A reforma também precariza os profissionais da educação, ao prever que a maior parte das disciplinas e atividades não precisa de trabalhadores qualificados. A batalha travada em torno da formação de professores para a qualificação da educação pode ser perdida.
Por fim, e não menos importante, a reforma prevê cinco itinerários: os quatro primeiros correspondem àquelas áreas do antigo ensino secundário, e o último é o ensino profissional. Argumenta-se que esses itinerários são para flexibilizar o curso e permitir a escolha dos alunos. Mas isso é outro absurdo porque estariam atribuindo a adolescentes de 15 anos a responsabilidade de definir o seu projeto para a vida.

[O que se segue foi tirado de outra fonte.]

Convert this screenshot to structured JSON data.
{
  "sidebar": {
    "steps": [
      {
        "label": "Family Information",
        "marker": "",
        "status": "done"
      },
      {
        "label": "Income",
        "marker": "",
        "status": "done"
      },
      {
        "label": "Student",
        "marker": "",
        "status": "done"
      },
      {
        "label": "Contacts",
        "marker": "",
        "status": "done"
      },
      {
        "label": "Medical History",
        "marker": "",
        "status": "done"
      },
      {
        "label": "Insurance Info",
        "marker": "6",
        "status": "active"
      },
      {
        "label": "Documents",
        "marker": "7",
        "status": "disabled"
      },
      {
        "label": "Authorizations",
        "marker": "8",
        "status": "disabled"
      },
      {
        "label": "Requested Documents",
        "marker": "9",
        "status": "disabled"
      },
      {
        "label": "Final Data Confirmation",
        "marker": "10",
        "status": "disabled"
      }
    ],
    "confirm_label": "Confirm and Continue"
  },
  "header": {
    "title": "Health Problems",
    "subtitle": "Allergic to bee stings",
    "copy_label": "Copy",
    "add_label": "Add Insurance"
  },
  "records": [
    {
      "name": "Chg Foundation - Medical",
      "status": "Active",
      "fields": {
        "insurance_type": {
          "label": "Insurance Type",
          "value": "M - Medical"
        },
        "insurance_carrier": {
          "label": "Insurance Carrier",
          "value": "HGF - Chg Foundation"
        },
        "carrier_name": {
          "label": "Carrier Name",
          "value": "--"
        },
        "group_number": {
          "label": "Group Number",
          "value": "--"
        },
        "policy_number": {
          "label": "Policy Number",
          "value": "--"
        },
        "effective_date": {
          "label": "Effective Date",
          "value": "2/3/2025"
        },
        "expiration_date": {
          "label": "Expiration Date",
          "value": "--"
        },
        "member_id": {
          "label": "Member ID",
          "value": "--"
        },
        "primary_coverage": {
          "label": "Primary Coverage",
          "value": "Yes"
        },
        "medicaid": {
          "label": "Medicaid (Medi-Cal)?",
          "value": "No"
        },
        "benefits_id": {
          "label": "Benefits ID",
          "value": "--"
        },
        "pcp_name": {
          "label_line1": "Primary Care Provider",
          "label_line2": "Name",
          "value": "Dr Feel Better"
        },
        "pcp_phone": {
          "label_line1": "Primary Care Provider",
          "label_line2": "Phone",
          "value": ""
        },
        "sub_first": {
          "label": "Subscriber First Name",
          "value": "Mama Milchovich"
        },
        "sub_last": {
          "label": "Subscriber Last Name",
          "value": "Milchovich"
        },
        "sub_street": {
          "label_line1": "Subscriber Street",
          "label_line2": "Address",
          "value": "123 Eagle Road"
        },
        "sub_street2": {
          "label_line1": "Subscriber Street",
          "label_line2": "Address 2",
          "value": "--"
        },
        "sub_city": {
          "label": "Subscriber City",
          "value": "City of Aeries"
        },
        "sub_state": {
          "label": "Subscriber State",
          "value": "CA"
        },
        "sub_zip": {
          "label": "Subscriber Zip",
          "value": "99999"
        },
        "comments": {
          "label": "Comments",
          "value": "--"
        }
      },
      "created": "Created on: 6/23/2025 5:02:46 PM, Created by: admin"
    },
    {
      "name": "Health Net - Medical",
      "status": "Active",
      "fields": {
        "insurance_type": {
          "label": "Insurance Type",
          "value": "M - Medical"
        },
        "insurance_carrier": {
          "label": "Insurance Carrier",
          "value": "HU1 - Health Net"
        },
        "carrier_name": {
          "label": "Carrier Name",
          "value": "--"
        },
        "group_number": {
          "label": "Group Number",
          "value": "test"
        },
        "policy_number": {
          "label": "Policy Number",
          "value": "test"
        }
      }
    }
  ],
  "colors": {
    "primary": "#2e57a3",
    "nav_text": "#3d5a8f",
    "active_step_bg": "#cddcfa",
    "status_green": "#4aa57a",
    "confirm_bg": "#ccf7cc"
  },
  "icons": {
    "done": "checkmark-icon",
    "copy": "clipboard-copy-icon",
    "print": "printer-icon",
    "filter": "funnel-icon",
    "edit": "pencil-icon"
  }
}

O entendimento da reforma é que disciplinas como filosofia, sociologia, história, geografia, biologia podem ser facultativas, impedindo as interações em grupo, discussões mais críticas sobre a realidade brasileira e o entendimento de nossas ancestralidades. Ter-se-á como obrigatório nos três anos apenas português e matemática, que não dão conta da complexidade que precisa ser apropriada.
Portanto, o que se vê é uma total contradição entre a realidade imposta pelas desigualdades e aprofundadas na pandemia e as respostas governamentais que seguem na contramão dos direitos e da busca por educação de qualidade para todas as pessoas.
Cleo Manhas é doutora em educação e assessora política do Instituto de Estudos Socioeconômicos (Inesc)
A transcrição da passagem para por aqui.